The patch has already been deployed on the backend infrastructure. The CVE was published solely to maintain transparency about cloud-service security incidents, consistent with Microsoft’s “Toward Greater Transparency: Unveiling Cloud Service CVEs” initiative.
This initiative reflects Microsoft’s shift toward proactively disclosing cloud-service vulnerabilities even when customers are not required to take any remedial steps, a notable improvement in enterprise trust and security communication.
Microsoft Purview eDiscovery is not a trivial service; it is deeply integrated into enterprise compliance workflows, providing three core solutions: Content Search, eDiscovery (Standard), and eDiscovery (Premium).
Organizations use it to process sensitive litigation holds, regulatory inquiries, and internal investigations. This makes it a prime target for threat actors seeking access to confidential communications, legal strategies, and intellectual property.
Security researchers have noted that role misconfigurations within Purview, such as assigning external parties to the eDiscovery Manager role instead of restricted Reviewer roles, can further amplify the blast radius of privilege escalation flaws.
Enterprises are strongly advised to audit their eDiscovery role group assignments in the Microsoft Purview Compliance Portal, even though no patch action is required for CVE-2026-26150 itself.
The vulnerability was not publicly disclosed before the official CVE publication, and there is no evidence of active exploitation in the wild at the time of release.
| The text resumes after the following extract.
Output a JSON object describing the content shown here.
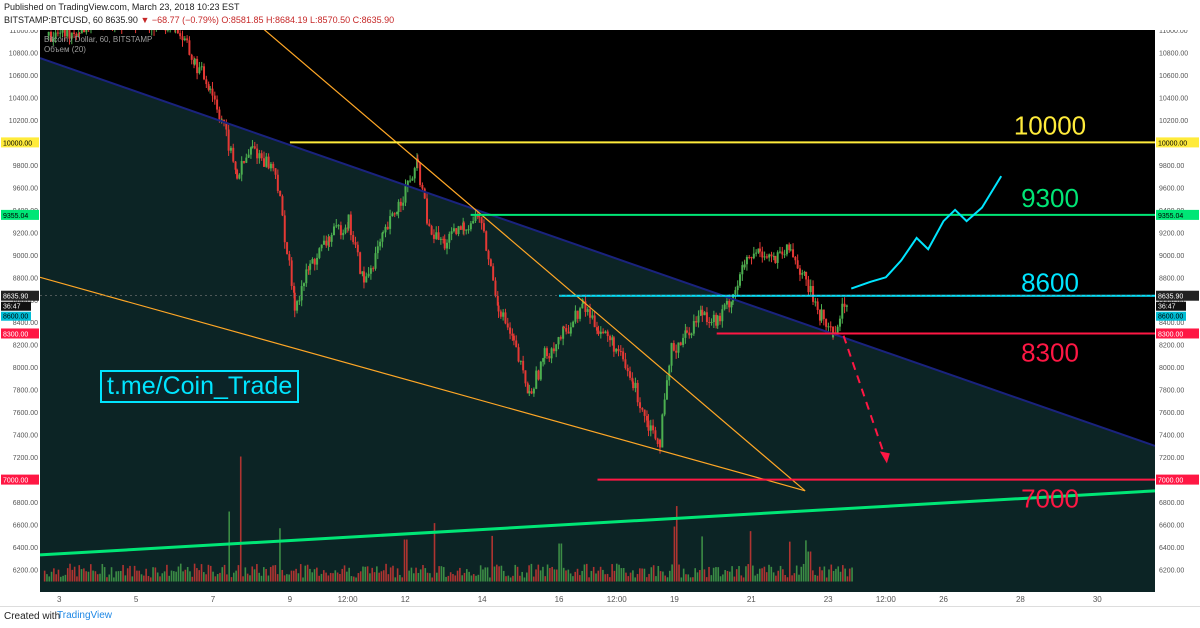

The exploit code maturity is currently rated as “Unproven” with Report Confidence Confirmed by Microsoft.
Recommendations
While no patch is required, security teams should take the following precautionary steps:
- Audit eDiscovery role assignments in the Microsoft Purview Compliance Portal, ensuring only authorized personnel hold eDiscovery Manager roles
- Review Unified Audit Logs for any anomalous access patterns targeting eDiscovery cases around and before April 23, 2026
- Apply the principle of least privilege across Microsoft 365 compliance roles to minimize lateral movement risk
- Monitor Microsoft MSRC advisories for any updates or revisions to CVE-2026-26150’s exploitability assessment
- Enable Microsoft Purview sensitivity labels to restrict unauthorized access to compliance data
FAQ
Q1: What is CVE-2026-26150?
CVE-2026-26150 is a critical SSRF-based Elevation of Privilege vulnerability (CVSS 8.6) in Microsoft Purview eDiscovery, disclosed on April 23, 2026.
Q2: Do organizations need to patch CVE-2026-26150?
No, Microsoft has fully mitigated this vulnerability on the server side; no customer or administrator action is required.
Q3: Is CVE-2026-26150 being actively exploited?
No, Active exploitation has been observed, and exploit code maturity is currently rated “Unproven” by Microsoft.
Q4: Why did Microsoft issue a CVE if no patch is needed?
Microsoft issued this CVE as part of its cloud transparency initiative to inform enterprises about security risks that are proactively addressed at the service level.